Nirvana Sosyal

Anasayfa Künye Danışmanlar Arşiv SonEklenenler Sosyal Bilimler Bilimsel Makaleler Sosyoloji Fikir Yazıları Psikoloji-Sosyal Psikoloji Antropoloji Tarih Ekonomi Eğitim Bilimleri Hukuk Siyaset Bilim Coğrafya İlahiyat-Teoloji Psikolojik Danışma ve Rehberlik Felsefe-Mantık Ontoloji Epistemoloji Etik Estetik Dil Felsefesi Din Felsefesi Bilim Felsefesi Eğitim Felsefesi Yaşam Bilimleri Biyoloji Sağlık Bilimleri Fütüroloji Edebiyat Sinema Müzik Kitap Tanıtımı Haberler Duyurular İletişim
Araş. Gör. Dr. Ali Han Babuççu ile “Varoluşçuluk” Üzerine

Araş. Gör. Dr. Ali Han Babuççu ile “Varoluşçuluk” Üzerine

Felsefe-Mantık 22 Aralık 2023 17:41 - Okunma sayısı: 1.094

Araş. Gör. Dr. Ali Han Babuççu Hamit Ölçer

Araş. Gör. Dr. Ali Han Babuççu ile “Varoluşçuluk” Üzerine

Sayın Arş. Gör. Dr. Ali Han Babuççu kısaca kendinizden bahseder misiniz?

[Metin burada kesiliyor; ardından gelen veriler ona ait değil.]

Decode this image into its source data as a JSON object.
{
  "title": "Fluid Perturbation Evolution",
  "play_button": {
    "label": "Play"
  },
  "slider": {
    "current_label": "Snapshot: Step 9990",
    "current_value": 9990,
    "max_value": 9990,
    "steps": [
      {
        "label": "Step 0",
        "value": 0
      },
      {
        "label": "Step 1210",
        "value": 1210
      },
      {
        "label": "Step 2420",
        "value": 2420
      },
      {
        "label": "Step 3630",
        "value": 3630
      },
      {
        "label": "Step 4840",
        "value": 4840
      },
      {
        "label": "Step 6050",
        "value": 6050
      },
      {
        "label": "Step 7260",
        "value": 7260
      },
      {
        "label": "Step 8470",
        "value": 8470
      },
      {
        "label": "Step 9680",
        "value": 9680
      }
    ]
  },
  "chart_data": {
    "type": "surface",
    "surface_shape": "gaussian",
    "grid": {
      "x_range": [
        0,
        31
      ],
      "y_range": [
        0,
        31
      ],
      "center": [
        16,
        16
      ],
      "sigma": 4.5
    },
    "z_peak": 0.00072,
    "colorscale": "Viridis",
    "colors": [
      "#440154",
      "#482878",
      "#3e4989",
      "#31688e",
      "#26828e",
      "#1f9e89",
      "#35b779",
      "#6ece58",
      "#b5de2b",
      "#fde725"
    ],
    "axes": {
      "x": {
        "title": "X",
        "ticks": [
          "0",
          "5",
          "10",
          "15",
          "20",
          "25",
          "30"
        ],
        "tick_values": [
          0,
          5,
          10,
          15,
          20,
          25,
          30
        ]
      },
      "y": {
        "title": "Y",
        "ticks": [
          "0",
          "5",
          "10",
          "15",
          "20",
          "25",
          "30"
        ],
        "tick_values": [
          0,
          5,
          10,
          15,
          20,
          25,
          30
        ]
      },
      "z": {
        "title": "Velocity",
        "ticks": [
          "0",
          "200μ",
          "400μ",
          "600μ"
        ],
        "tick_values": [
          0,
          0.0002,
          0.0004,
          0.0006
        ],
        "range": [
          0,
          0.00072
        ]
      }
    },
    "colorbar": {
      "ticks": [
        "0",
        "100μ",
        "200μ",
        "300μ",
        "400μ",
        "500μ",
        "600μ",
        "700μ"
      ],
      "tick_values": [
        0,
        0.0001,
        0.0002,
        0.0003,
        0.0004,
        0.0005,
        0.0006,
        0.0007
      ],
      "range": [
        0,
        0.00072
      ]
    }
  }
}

1989 yılında doğdum. Lisans eğitimimi Uludağ Üniversitesi felsefe bölümünde, 2013 yılında “Jorge Luis Borges’te Zaman ve Gerçeklik” adlı bitirme çalışmasıyla tamamladım. Yine aynı üniversitede 2016 yılında “Presokratiklerden Platon’a Antik Yunan’da Logos Kavramı” üzerine yazdığım tezle yüksek lisansımı tamamladım. Doktoramı ise “Nietzsche ve Erken Alman Romantiklerinde Sanat ve Edebi Form” başlıklı tez ile yine Uludağ Üniversitesi felsefe bölümünde tamamladım. 2015 yılından bu yana Uludağ Üniversitesi felsefe bölümünde araştırma görevlisi olarak çalışmaktayım.

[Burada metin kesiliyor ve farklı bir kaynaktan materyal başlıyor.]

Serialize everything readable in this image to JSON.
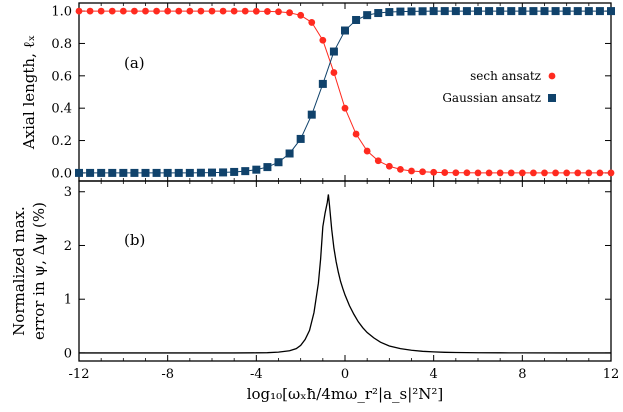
{
  "chart_data": [
    {
      "panel": "(a)",
      "type": "line",
      "ylabel": "Axial length, ℓ_x",
      "xlabel": "",
      "xlim": [
        -12,
        12
      ],
      "ylim": [
        -0.05,
        1.05
      ],
      "xticks": [
        -12,
        -8,
        -4,
        0,
        4,
        8,
        12
      ],
      "yticks": [
        "0.0",
        "0.2",
        "0.4",
        "0.6",
        "0.8",
        "1.0"
      ],
      "legend_position": "right",
      "series": [
        {
          "name": "sech ansatz",
          "color": "#ff2a1f",
          "marker": "circle",
          "x": [
            -12.0,
            -11.5,
            -11.0,
            -10.5,
            -10.0,
            -9.5,
            -9.0,
            -8.5,
            -8.0,
            -7.5,
            -7.0,
            -6.5,
            -6.0,
            -5.5,
            -5.0,
            -4.5,
            -4.0,
            -3.5,
            -3.0,
            -2.5,
            -2.0,
            -1.5,
            -1.0,
            -0.5,
            0.0,
            0.5,
            1.0,
            1.5,
            2.0,
            2.5,
            3.0,
            3.5,
            4.0,
            4.5,
            5.0,
            5.5,
            6.0,
            6.5,
            7.0,
            7.5,
            8.0,
            8.5,
            9.0,
            9.5,
            10.0,
            10.5,
            11.0,
            11.5,
            12.0
          ],
          "values": [
            1.0,
            1.0,
            1.0,
            1.0,
            1.0,
            1.0,
            1.0,
            1.0,
            1.0,
            1.0,
            1.0,
            1.0,
            1.0,
            1.0,
            1.0,
            1.0,
            0.999,
            0.998,
            0.996,
            0.99,
            0.974,
            0.93,
            0.82,
            0.62,
            0.4,
            0.24,
            0.135,
            0.075,
            0.041,
            0.022,
            0.012,
            0.007,
            0.004,
            0.002,
            0.001,
            0.001,
            0.0,
            0.0,
            0.0,
            0.0,
            0.0,
            0.0,
            0.0,
            0.0,
            0.0,
            0.0,
            0.0,
            0.0,
            0.0
          ]
        },
        {
          "name": "Gaussian ansatz",
          "color": "#10426b",
          "marker": "square",
          "x": [
            -12.0,
            -11.5,
            -11.0,
            -10.5,
            -10.0,
            -9.5,
            -9.0,
            -8.5,
            -8.0,
            -7.5,
            -7.0,
            -6.5,
            -6.0,
            -5.5,
            -5.0,
            -4.5,
            -4.0,
            -3.5,
            -3.0,
            -2.5,
            -2.0,
            -1.5,
            -1.0,
            -0.5,
            0.0,
            0.5,
            1.0,
            1.5,
            2.0,
            2.5,
            3.0,
            3.5,
            4.0,
            4.5,
            5.0,
            5.5,
            6.0,
            6.5,
            7.0,
            7.5,
            8.0,
            8.5,
            9.0,
            9.5,
            10.0,
            10.5,
            11.0,
            11.5,
            12.0
          ],
          "values": [
            0.0,
            0.0,
            0.0,
            0.0,
            0.0,
            0.0,
            0.0,
            0.0,
            0.0,
            0.0,
            0.0,
            0.001,
            0.002,
            0.003,
            0.006,
            0.011,
            0.02,
            0.036,
            0.066,
            0.12,
            0.21,
            0.36,
            0.55,
            0.75,
            0.88,
            0.945,
            0.975,
            0.988,
            0.994,
            0.997,
            0.998,
            0.999,
            1.0,
            1.0,
            1.0,
            1.0,
            1.0,
            1.0,
            1.0,
            1.0,
            1.0,
            1.0,
            1.0,
            1.0,
            1.0,
            1.0,
            1.0,
            1.0,
            1.0
          ]
        }
      ]
    },
    {
      "panel": "(b)",
      "type": "line",
      "ylabel_lines": [
        "Normalized max.",
        "error in ψ, Δψ (%)"
      ],
      "xlabel": "log₁₀[ωₓħ/4mω_r²|a_s|²N²]",
      "xlim": [
        -12,
        12
      ],
      "ylim": [
        -0.15,
        3.2
      ],
      "xticks": [
        -12,
        -8,
        -4,
        0,
        4,
        8,
        12
      ],
      "yticks": [
        "0",
        "1",
        "2",
        "3"
      ],
      "series": [
        {
          "color": "#000000",
          "x": [
            -12,
            -10,
            -8,
            -6,
            -5,
            -4,
            -3.5,
            -3,
            -2.5,
            -2.2,
            -2,
            -1.8,
            -1.6,
            -1.4,
            -1.2,
            -1.1,
            -1.0,
            -0.9,
            -0.8,
            -0.75,
            -0.7,
            -0.6,
            -0.5,
            -0.4,
            -0.3,
            -0.2,
            -0.1,
            0,
            0.2,
            0.4,
            0.6,
            0.8,
            1.0,
            1.3,
            1.6,
            2.0,
            2.5,
            3.0,
            3.5,
            4.0,
            4.5,
            5.0,
            6.0,
            7.0,
            8.0,
            10.0,
            12.0
          ],
          "values": [
            0,
            0,
            0,
            0,
            0,
            0.002,
            0.005,
            0.015,
            0.04,
            0.08,
            0.14,
            0.25,
            0.42,
            0.75,
            1.3,
            1.75,
            2.35,
            2.6,
            2.8,
            2.95,
            2.75,
            2.3,
            1.95,
            1.7,
            1.5,
            1.33,
            1.2,
            1.08,
            0.88,
            0.72,
            0.58,
            0.47,
            0.38,
            0.28,
            0.2,
            0.13,
            0.08,
            0.05,
            0.03,
            0.02,
            0.012,
            0.008,
            0.004,
            0.002,
            0.001,
            0,
            0
          ]
        }
      ]
    }
  ],
  "panel_tags": {
    "a": "(a)",
    "b": "(b)"
  },
  "legend": {
    "sech": "sech ansatz",
    "gaussian": "Gaussian ansatz"
  },
  "axis_labels": {
    "a_y": "Axial length, ℓₓ",
    "b_y_line1": "Normalized max.",
    "b_y_line2": "error in ψ, Δψ (%)",
    "x": "log₁₀[ωₓħ/4mω_r²|a_s|²N²]"
  }
}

Lisans döneminde 2011-2012 yılları arasında Erasmus programı ile bir sene Polonya Wroclaw Üniversitesinde bulundum. Doktora çalışmam sırasında ise 2019-2020 yılları arasında Secondos bursu ile bir dönem Avusturya’da bulunan Leopold-Franzens-Universität Innsbruck’ta ve 2021-2022 yılları arasında ise Tubitak doktora sırası araştırma bursu ile bir sene Albert-Ludwigs-Universität Freiburg’ta Prof. Dr. Andreas Urs Sommer danışmanlığında Nietzsche felsefesi üzerine araştırmalarda bulundum. Çalışmalarım arasında Nietzsche felsefesi, erken dönem Alman romantikleri, Antik Yunan felsefesi, felsefe ve edebiyat ilişkisi gibi konular vardır.

Soru 1. “Varoluşçuluk” derken bundan tam olarak neyi anlıyoruz? Başka bir deyişle varoluşçuluğu savunan düşünürler bize neyi söylemeye çalışmaktadırlar? Bu konuda bize kısaca bilgi verebilir misiniz?

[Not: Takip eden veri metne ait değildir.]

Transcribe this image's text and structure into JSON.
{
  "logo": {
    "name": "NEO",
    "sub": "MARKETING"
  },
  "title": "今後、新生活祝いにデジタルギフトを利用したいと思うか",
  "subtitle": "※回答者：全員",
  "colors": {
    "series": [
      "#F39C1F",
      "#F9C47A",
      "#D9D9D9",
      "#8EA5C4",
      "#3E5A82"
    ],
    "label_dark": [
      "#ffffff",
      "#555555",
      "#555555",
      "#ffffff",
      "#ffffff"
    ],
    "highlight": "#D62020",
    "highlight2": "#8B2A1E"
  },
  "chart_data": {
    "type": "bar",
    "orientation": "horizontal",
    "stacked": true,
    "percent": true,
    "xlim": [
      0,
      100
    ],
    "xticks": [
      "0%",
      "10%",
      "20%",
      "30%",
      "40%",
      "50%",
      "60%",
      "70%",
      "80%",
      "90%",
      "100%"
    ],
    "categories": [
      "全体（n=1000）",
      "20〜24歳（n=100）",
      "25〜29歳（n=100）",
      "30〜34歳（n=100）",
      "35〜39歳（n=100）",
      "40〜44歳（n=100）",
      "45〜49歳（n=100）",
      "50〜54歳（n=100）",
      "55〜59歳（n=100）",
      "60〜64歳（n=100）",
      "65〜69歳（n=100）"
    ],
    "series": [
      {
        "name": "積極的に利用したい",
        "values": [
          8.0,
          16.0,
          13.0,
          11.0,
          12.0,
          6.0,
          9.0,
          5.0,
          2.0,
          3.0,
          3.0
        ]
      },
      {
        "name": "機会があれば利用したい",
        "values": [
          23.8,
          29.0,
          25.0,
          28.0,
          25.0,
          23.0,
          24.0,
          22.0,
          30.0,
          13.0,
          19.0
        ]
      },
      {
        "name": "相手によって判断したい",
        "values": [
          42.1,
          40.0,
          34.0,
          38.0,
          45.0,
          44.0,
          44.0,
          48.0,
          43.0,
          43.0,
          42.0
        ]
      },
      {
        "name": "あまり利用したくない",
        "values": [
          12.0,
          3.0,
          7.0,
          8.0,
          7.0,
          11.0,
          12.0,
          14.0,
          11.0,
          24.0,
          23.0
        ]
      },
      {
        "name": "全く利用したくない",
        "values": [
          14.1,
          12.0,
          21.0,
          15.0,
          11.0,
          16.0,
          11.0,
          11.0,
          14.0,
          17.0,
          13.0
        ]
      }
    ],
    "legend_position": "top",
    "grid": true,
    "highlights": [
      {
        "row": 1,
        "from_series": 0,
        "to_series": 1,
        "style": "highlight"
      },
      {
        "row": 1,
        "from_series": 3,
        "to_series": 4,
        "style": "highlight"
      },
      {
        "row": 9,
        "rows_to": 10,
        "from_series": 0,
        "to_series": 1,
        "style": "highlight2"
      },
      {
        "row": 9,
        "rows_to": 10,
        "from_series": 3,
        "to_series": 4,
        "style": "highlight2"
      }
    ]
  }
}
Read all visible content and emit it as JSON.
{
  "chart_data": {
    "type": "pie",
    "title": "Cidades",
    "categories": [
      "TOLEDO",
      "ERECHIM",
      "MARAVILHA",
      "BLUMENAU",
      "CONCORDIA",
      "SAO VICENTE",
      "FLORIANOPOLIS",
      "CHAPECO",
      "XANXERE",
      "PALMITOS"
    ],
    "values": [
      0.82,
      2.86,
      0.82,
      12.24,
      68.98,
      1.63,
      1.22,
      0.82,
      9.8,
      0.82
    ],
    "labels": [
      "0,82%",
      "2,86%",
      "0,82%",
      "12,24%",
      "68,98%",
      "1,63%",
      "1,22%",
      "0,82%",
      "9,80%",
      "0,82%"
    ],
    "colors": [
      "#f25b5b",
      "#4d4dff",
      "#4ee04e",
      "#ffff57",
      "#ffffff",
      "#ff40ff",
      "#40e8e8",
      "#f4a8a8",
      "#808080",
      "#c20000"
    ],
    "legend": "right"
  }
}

Varoluşçuluk’tan bahsettiğimizde, konuyla biraz ilgilenen herkesin hemen aklına gelen, artık klişe olmuş birtakım kalıplar vardır. Bu soru birisine sorulduğunda genelde bu kalıplarla cevap verilir. Buna göre teist ve ateist varoluşçular vardır. Nietzsche, Heidegger, Sartre gibi düşünürler ateist kanatta, Gabriel Marcel ve Kierkegaard gibi düşünürler ise teist kanatta yer alır. Hiç şüphesiz bu kalıplaşmış görüşte bir doğruluk payı vardır. Zaten bu görüşü dile getiren bizzat Sartre’ın kendisidir. Sartre ünlü “Varoluşçuluk” metninde bu ayrımı yapmış, Heidegger ile kendisini ateist kanatta yer alan varoluşçular olarak adlandırmıştır. Fakat yine de bu türden tasniflere dikkatle yaklaşmamız gerekir. Varoluşçuluğu ele alan metinler, Sokrates’ten Aziz Augustinus’a ve Pascal’a, Nietzsche ve Kierkegaard’dan Heidegger, Sartre ve Camus’ye kadar birçok filozofun yanı sıra Dostoyevski, Kafka, Rilke gibi birçok edebiyatçıyı da varoluşçuluk içerisinde değerlendirirler. Oysa bugün kitaplarda varoluşçu olarak adlandırılan bu filozofların birçoğu kendisini varoluşçu olarak adlandırmamıştır. Hatta içlerinden bazıları ısrarla içerisine hapsedilmeye çalışıldıkları bütün “izm”lerden kurtulmaya çalışmışlardır. Bu da sebepsiz değildir hiç şüphesiz. Bir düşünürü, bir filozofu ya da onun düşüncesini belirli bir “izm” çerçevesinde anlamlandırmaya çalışmak insana o düşünürü anlamakta kolaylık sağlasa da indirgemeci olma tehlikesini taşır. Düşüncenin zenginliğini, söz konusu kalıba uymayan farklılığını gözden kaçırmamıza neden olabilir. Bu varoluşçuluk için de geçerlidir. Dahası yukarıda andığım düşünürlerin neredeyse hiçbiri kendisini doğrudan varoluşçu olarak adlandırmamıştır. Sadece Sartre doğrudan kendisini varoluşçu olarak adlandırır. Gerçi Sartre bile ölümünden beş sene önce verdiği bir röportajda, bu sözcüğü kendisinin seçmediğini, kendisine getirip yamadıklarını söyler ve “bugün olsaydı kabul etmezdim” diye ekler. Bütün bunlardan bahsetmeyi oldukça önemli buluyorum çünkü söz konusu düşünürlerin hepsini tek potada eritmenin oldukça sakıncalı olduğunu düşünüyorum. Bütün bu düşünürler sokulmak istendikleri kalıplardan çok daha zengin düşüncelere sahip figürlerdir. Bunu belirtmekte fayda var.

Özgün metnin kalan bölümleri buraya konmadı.